Semáforos
Por delante más de una hora de trayecto. Gratas perspectivas... hasta que el chófer decidió que yo necesitaba conversación


Me repantigué cómodamente en el asiento trasero del coche que aquella universidad había facilitado para devolverme a casa. A mi lado los cuatro periódicos nuestros de cada día (en ese papel que cruje y tizna los dedos) y por delante más de una hora de trayecto. Gratas perspectivas... hasta que el chófer decidió que yo necesitaba conversación. Era joven y pedagógico. Tras las preguntas formularias sobre si iba cómodo, si tenía calor o frío, etcétera, le convencí de que todo estaba perfecto (no añadí, como Manolete a su mozo de espadas, “y en silencio, mejor”). Entonces empezó su lección. “Como sé que a usted le interesa la política...”. Descarté de inmediato tal suposición, pero continuó sin hacerme caso. “Puedo decirle en confianza que yo soy liberal”. Lancé un sordo gruñido que podía expresar aplauso, agravio o simple acidez de estómago. Pareció satisfecho. “Ya sabe usted en qué consiste el liberalismo”. Ahora preferí resoplar, lo que pareció animarle. “Se lo voy a explicar”. Gemí pero él se portó como suelen los cielos: no me hizo caso.
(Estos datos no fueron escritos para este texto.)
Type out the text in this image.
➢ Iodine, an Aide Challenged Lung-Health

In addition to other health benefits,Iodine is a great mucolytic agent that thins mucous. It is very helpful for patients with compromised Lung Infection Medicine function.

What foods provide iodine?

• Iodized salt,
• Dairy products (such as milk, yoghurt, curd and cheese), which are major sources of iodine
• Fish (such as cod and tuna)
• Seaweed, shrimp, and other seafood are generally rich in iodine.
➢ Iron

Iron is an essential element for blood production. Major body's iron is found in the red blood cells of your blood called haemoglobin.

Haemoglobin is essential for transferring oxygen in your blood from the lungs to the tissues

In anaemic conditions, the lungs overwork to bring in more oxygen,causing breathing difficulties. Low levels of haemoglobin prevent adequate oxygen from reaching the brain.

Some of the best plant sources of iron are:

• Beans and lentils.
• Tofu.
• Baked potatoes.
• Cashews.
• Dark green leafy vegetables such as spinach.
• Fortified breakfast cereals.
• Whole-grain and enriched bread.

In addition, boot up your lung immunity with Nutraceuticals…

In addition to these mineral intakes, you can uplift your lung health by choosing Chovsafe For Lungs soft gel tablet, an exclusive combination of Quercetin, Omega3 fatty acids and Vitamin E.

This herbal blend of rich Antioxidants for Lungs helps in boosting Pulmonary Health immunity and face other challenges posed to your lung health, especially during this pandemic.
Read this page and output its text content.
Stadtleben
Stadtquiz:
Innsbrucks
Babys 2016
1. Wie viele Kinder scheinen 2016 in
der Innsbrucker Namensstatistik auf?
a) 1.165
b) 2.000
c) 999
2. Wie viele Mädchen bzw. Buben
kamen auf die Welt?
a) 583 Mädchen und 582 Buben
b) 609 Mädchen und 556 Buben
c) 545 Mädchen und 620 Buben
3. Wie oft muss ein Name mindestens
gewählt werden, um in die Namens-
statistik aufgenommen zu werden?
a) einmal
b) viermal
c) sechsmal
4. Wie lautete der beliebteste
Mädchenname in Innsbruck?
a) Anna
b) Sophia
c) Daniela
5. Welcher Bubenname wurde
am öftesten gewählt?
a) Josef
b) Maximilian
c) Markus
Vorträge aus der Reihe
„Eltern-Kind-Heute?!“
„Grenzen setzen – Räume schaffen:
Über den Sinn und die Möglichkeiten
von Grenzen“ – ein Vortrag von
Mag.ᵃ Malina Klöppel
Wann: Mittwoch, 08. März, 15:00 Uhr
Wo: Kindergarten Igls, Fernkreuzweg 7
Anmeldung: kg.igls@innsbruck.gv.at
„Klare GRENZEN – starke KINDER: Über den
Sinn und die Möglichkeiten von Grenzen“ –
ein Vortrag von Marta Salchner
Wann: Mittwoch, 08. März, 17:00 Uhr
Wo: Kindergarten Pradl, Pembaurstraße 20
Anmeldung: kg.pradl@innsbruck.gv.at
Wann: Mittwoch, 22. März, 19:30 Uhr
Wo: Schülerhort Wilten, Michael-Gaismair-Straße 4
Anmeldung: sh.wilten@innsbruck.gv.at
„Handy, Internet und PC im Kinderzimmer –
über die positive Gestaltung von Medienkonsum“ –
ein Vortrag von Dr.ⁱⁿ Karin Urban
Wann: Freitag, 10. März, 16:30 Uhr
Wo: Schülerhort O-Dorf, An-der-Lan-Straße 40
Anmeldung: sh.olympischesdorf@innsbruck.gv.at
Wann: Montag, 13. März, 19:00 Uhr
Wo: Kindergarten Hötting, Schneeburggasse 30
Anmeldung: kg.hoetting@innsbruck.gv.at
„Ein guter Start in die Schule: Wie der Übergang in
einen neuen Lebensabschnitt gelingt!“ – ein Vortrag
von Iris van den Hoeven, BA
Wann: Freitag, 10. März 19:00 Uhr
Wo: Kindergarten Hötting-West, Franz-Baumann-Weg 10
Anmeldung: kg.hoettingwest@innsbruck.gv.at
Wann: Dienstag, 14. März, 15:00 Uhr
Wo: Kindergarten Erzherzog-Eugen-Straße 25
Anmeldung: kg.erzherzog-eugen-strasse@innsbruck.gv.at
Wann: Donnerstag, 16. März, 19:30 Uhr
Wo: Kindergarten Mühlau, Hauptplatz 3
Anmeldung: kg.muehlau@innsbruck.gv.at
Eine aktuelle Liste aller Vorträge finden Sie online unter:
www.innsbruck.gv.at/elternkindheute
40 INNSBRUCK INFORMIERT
“¿A usted le gustan los semáforos? A mí no. Imponen sus parones rutinarios y coartan nuestra libertad de circulación. ¿Acaso cualquier conductor no sabe cuándo debe ceder el paso, aminorar la marcha o acelerar? La prudencia es responsabilidad de cada cual, ya somos adultos, ¿no? Si cruzan niños o ancianitos, las personas normales les respetaremos: y los locos les atropellarán aunque vean la luz roja. Que el que quiera ir despacio pise el freno y que nos dejen a los buenos conductores sortear velozmente los obstáculos. Las órdenes sólo sirven para producir atascos. Tanto frenar y arrancar estropea los motores. Prefiero que cada uno, libremente...”. Dije en voz demasiado alta que me gustan los semáforos y me parapeté tras un periódico.